If you are a senior aged 65 or over and enrolled in Medicare, you may be considering purchasing a Medicare Supplement (Medigap) plan to help cover the out-of-pocket costs associated with medical care. Medigap plans are designed to help cover copayments, coinsurance, and deductibles for services covered by Medicare.
Before deciding on a Medigap plan, there are a few things you should consider. Here are questions to ask as you choose a supplement plan.

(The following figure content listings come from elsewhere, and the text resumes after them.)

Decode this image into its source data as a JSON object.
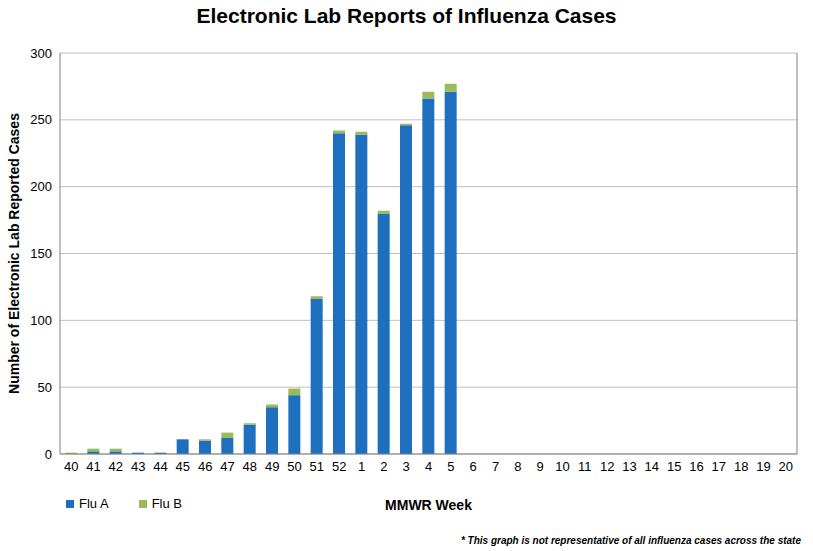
{
  "chart_data": {
    "type": "bar",
    "title": "Electronic Lab Reports of Influenza Cases",
    "x_label": "MMWR Week",
    "y_label": "Number of Electronic Lab Reported Cases",
    "annotation": "* This graph is not representative of all influenza cases across the state",
    "categories": [
      "40",
      "41",
      "42",
      "43",
      "44",
      "45",
      "46",
      "47",
      "48",
      "49",
      "50",
      "51",
      "52",
      "1",
      "2",
      "3",
      "4",
      "5",
      "6",
      "7",
      "8",
      "9",
      "10",
      "11",
      "12",
      "13",
      "14",
      "15",
      "16",
      "17",
      "18",
      "19",
      "20"
    ],
    "series": [
      {
        "name": "Flu A",
        "color": "#1f6fbf",
        "values": [
          0,
          2,
          2,
          1,
          1,
          11,
          10,
          12,
          22,
          35,
          44,
          116,
          240,
          239,
          180,
          246,
          266,
          271,
          null,
          null,
          null,
          null,
          null,
          null,
          null,
          null,
          null,
          null,
          null,
          null,
          null,
          null,
          null
        ]
      },
      {
        "name": "Flu B",
        "color": "#9bbb59",
        "values": [
          1,
          2,
          2,
          0,
          0,
          0,
          1,
          4,
          1,
          2,
          5,
          2,
          2,
          2,
          2,
          1,
          5,
          6,
          null,
          null,
          null,
          null,
          null,
          null,
          null,
          null,
          null,
          null,
          null,
          null,
          null,
          null,
          null
        ]
      }
    ],
    "ylim": [
      0,
      300
    ],
    "yticks": [
      0,
      50,
      100,
      150,
      200,
      250,
      300
    ],
    "grid": true,
    "stacked": true,
    "legend": "bottom-left"
  }
}
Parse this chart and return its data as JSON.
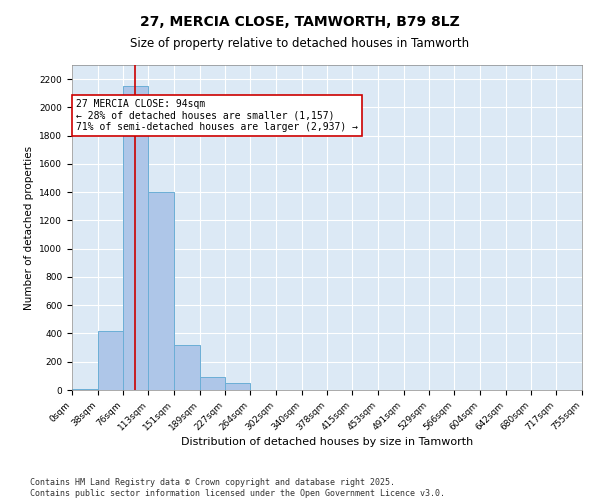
{
  "title_line1": "27, MERCIA CLOSE, TAMWORTH, B79 8LZ",
  "title_line2": "Size of property relative to detached houses in Tamworth",
  "xlabel": "Distribution of detached houses by size in Tamworth",
  "ylabel": "Number of detached properties",
  "bin_edges": [
    0,
    38,
    76,
    113,
    151,
    189,
    227,
    264,
    302,
    340,
    378,
    415,
    453,
    491,
    529,
    566,
    604,
    642,
    680,
    717,
    755
  ],
  "bar_heights": [
    5,
    420,
    2150,
    1400,
    320,
    90,
    50,
    0,
    0,
    0,
    0,
    0,
    0,
    0,
    0,
    0,
    0,
    0,
    0,
    0
  ],
  "bar_color": "#aec6e8",
  "bar_edgecolor": "#6baed6",
  "bg_color": "#dce9f5",
  "grid_color": "#ffffff",
  "vline_x": 94,
  "vline_color": "#cc0000",
  "annotation_text": "27 MERCIA CLOSE: 94sqm\n← 28% of detached houses are smaller (1,157)\n71% of semi-detached houses are larger (2,937) →",
  "annotation_box_color": "#cc0000",
  "ylim": [
    0,
    2300
  ],
  "yticks": [
    0,
    200,
    400,
    600,
    800,
    1000,
    1200,
    1400,
    1600,
    1800,
    2000,
    2200
  ],
  "footer_line1": "Contains HM Land Registry data © Crown copyright and database right 2025.",
  "footer_line2": "Contains public sector information licensed under the Open Government Licence v3.0.",
  "title_fontsize": 10,
  "subtitle_fontsize": 8.5,
  "axis_label_fontsize": 7.5,
  "tick_fontsize": 6.5,
  "annotation_fontsize": 7,
  "footer_fontsize": 6
}
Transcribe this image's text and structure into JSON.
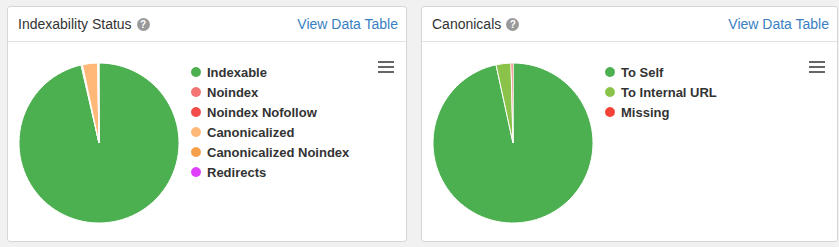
{
  "panel_link": "View Data Table",
  "help_icon": "?",
  "chart_data": [
    {
      "type": "pie",
      "title": "Indexability Status",
      "categories": [
        "Indexable",
        "Noindex",
        "Noindex Nofollow",
        "Canonicalized",
        "Canonicalized Noindex",
        "Redirects"
      ],
      "values": [
        96.4,
        0.2,
        0.1,
        3.0,
        0.2,
        0.1
      ],
      "colors": [
        "#4caf50",
        "#f47373",
        "#f44b4b",
        "#ffb877",
        "#f6a04d",
        "#e040fb"
      ],
      "legend": "right"
    },
    {
      "type": "pie",
      "title": "Canonicals",
      "categories": [
        "To Self",
        "To Internal URL",
        "Missing"
      ],
      "values": [
        96.6,
        3.0,
        0.4
      ],
      "colors": [
        "#4caf50",
        "#8bc34a",
        "#f44336"
      ],
      "legend": "right"
    }
  ]
}
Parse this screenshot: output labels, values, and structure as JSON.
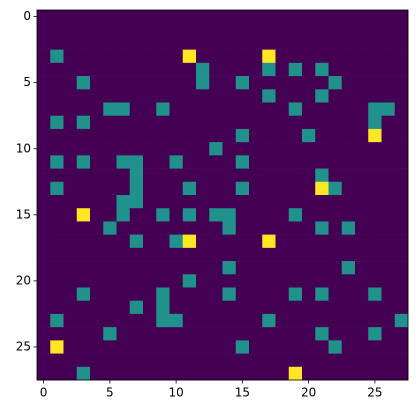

What Coverage Do You Need?
First, you should understand what type of coverage you need. Medigap plans are designed to help cover the out-of-pocket costs associated with Medicare Part A and Part B services, such as hospital stays, doctor’s visits, and preventive care.
What Supplement Plans Meet Your Coverage Needs?
You should also research the different types of Medigap plans available. Each plan is labeled with a letter and offers different levels of coverage. The ten Medigap plans include Plans A, B, C, D, F, G, K, L, M, and N.
What’s Your Best Price and Provider?
Once you’ve determined what coverage you need, you should compare plans and prices. Not all Medigap plans are equal, and the premiums can vary widely depending on the plan and the insurance company.
Medigap policies are priced in three ways:
- Community-rated
- Issue-age-rated
- Attained-age-rated
It is important to consider all options, including the coverage and overall cost, when looking for a plan that best suits your needs.
Do You Need Help Finding Coverage?
Choosing a Medigap plan can be a daunting task, but by taking the time to research and compare your options, you can make sure you are getting the coverage you need at the best price. Additionally, you should always seek the advice of a qualified insurance agent to help you make the best decision for your needs.